It’s all in the mind or does it even matter
At various times we may have heard someone say, ‘positive mental attitude,’ this is what it takes to overcome a difficult situation or adversary. Angela Duckworth investigated wether investigated whether there is a correlation between ability and achievement in students. I would imagine a student who is continually outperformed by other students of greater ability may despair and eventually stop trying. But interestingly, research shows that ‘grit’ is found to be an important factor in achievement. Duckworth set out to discover the secrets of success in various settings and different age groups. Grit (stamina passion and perseverance), she concludes, was the overriding factor that led to achievement. Is this true ? When I look back my experience as school boy, I remember that the highest achiever at the age of 16 the school I was not the one who had the highest IQ at age 11. In my school we streamed from the first week of school following a series IQ tests.
Jo Boaler’s contribution to the discussion talks about the difference between a fixed mindset and a growth mindset. Boaler asserts that a student who believes in a fixed mindset, i.e. students are either intelligent/smart or not, will continue to believe that, and not reach their potential. A ‘growth mindset’ is the belief that intelligence and smartness can be learned. This is is heartening, as this is the kind of question a parent may ask of a teacher, ‘will my Johnny be able to do well in his exams, you should do more to make sure he does.’ A growth mindset puts an emphasis the student to believe hard work will pay dividends. To say, ‘Johnny is not good enough’ would not go down well, but to encourage a work ethos on the student is reasonable, and while not guaranteeing success certainly provides hope.

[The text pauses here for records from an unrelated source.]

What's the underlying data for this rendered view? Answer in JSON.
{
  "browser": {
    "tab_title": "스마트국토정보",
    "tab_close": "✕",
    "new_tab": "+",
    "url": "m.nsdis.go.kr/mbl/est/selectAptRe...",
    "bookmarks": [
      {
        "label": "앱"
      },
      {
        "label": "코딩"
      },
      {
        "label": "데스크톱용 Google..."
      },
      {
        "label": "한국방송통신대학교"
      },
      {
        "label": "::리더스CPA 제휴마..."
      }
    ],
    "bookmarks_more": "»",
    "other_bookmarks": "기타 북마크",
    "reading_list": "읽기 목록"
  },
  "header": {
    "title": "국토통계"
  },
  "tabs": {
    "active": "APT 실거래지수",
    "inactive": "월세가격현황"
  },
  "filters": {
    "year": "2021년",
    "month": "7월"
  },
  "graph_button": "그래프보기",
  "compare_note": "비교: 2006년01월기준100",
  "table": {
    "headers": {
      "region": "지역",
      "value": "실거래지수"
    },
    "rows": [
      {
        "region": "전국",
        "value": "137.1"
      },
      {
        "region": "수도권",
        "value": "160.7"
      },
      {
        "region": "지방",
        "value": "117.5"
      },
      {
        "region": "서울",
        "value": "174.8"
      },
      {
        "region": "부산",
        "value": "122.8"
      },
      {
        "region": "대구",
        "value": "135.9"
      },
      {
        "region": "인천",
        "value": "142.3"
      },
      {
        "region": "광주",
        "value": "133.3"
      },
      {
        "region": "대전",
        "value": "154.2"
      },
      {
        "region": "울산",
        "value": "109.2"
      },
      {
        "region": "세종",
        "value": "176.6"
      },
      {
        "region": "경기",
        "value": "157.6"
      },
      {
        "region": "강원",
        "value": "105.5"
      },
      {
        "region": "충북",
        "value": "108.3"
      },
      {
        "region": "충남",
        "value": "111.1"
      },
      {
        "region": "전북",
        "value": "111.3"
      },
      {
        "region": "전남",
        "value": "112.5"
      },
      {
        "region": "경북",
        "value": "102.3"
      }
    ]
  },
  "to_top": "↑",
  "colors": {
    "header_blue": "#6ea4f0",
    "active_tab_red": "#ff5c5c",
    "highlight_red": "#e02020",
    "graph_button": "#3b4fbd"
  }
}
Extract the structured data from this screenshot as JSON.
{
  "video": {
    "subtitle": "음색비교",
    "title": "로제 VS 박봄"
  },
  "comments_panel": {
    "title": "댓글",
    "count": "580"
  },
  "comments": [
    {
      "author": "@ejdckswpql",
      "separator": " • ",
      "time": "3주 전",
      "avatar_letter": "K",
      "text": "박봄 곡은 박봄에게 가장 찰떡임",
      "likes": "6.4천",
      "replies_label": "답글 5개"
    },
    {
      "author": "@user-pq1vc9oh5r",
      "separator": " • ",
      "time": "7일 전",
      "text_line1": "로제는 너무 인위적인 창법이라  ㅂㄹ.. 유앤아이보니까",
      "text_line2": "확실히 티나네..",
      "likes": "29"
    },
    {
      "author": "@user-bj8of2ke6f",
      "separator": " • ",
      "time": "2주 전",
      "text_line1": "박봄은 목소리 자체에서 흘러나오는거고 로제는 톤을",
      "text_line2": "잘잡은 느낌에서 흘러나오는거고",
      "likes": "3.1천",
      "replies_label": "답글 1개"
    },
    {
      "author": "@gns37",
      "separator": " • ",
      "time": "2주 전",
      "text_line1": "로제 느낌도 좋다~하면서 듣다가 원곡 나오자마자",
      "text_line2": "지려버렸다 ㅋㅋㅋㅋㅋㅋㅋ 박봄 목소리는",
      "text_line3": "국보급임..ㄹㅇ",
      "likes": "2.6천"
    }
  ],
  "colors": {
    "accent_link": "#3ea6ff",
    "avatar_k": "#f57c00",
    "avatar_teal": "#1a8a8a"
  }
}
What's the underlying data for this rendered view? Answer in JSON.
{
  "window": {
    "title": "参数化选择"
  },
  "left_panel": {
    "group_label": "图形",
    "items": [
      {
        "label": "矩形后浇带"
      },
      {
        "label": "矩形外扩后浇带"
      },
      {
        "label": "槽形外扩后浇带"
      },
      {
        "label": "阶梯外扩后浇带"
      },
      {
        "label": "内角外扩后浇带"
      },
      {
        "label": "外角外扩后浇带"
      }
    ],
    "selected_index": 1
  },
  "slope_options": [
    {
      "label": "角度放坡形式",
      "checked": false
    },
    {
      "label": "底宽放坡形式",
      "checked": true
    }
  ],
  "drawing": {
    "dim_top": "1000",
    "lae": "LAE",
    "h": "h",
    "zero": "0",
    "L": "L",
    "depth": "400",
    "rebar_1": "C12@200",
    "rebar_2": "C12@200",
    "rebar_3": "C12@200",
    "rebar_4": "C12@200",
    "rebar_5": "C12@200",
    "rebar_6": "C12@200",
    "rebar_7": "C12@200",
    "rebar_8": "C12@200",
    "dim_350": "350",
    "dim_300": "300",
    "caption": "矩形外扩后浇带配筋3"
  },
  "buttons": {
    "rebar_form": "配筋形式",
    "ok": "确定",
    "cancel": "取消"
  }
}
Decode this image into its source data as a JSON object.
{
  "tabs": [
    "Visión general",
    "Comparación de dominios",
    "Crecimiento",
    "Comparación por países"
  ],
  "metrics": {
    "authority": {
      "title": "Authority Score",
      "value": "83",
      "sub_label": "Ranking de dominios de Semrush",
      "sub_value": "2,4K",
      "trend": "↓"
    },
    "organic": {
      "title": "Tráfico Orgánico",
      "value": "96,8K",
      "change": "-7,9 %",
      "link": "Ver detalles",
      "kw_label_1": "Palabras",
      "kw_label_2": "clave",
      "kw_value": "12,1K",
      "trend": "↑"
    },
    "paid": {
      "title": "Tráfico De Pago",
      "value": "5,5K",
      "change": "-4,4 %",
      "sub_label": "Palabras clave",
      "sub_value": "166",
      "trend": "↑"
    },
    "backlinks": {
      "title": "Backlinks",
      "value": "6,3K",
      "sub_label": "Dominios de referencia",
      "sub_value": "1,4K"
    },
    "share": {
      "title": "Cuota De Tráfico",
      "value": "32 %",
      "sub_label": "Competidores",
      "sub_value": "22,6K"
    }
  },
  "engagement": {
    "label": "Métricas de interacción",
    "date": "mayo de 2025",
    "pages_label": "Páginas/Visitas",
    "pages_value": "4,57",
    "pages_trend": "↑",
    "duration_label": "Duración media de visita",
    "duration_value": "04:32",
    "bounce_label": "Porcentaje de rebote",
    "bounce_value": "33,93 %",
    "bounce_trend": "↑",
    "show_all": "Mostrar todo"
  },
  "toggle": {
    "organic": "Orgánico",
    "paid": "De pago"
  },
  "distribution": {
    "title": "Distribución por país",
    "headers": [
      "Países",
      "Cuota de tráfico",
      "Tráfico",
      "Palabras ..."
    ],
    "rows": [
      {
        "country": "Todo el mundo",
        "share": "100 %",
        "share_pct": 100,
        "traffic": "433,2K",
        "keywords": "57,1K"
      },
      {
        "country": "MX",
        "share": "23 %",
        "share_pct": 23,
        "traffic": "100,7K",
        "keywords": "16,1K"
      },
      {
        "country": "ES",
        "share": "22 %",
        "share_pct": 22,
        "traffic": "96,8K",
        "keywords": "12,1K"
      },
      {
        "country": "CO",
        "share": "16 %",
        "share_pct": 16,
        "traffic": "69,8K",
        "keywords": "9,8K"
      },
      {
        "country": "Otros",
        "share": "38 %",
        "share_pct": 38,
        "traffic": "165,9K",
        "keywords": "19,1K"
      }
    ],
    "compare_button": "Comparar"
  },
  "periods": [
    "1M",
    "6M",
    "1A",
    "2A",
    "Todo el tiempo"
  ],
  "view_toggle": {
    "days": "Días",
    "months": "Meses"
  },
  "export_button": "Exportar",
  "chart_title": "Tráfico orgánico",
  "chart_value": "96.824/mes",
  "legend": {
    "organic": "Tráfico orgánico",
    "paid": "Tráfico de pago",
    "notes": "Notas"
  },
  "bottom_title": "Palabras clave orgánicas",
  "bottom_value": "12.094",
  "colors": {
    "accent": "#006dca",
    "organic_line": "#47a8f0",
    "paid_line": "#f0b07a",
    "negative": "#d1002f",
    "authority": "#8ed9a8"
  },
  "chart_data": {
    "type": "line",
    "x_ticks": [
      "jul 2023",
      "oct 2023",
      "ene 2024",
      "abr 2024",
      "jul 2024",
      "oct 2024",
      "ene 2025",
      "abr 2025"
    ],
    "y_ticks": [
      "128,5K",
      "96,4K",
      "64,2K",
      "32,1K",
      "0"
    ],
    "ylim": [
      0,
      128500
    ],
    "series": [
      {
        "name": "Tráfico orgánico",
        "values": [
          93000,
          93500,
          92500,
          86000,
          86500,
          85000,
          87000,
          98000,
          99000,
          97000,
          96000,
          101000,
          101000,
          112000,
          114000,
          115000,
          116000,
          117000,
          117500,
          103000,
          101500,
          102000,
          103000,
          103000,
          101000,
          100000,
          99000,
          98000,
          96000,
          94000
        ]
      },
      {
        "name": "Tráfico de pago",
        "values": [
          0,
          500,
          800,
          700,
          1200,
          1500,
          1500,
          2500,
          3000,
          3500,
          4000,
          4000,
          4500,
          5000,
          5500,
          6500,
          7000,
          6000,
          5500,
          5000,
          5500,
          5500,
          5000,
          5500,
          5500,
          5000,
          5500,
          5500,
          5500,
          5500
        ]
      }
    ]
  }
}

Carol Dweck points out the danger of overpraising. A student praised for their ability and not their efforts may be discouraged when they come across a problem that they can’t solve; doubts can creep in as to their ability – the cornerstone of their confidence. Also, it is important that they deserve praise for how hard they work not what they are potentially capable of. To help their growth students need to appreciate when a difficult task is indeed difficult and the approach they should take.
If we are to learn from Duckworth’s research it must be that we encourage students to strive and reach for their goals. If they believe that ability will always triumph over endeavour, then there is little point in ‘tying’ and it is just as well accept that no mater hard you try you will always be second best. A good teacher will not allow this to happen. We have evidence that there is no factor that prevents a student from learning maths in terms of genetics, so the appropriate amount of praise should encourage the average student to improve if not be better than the so called ‘able’ student.
Reflecting on what has been said by these influential academics, I can look back at my past efforts and recognise that I have been less effective as a student than I may have been had I known: intelligence can be learned; do not be afraid of difficult problems; avoid a fixed mindset and accept praise warily. What was not said was, ‘it’s never too late learn.’ However, as teachers we can guide students and in a small way they will be standing on our shoulders as we stand on the shoulders of the like of Jo Boaler and others.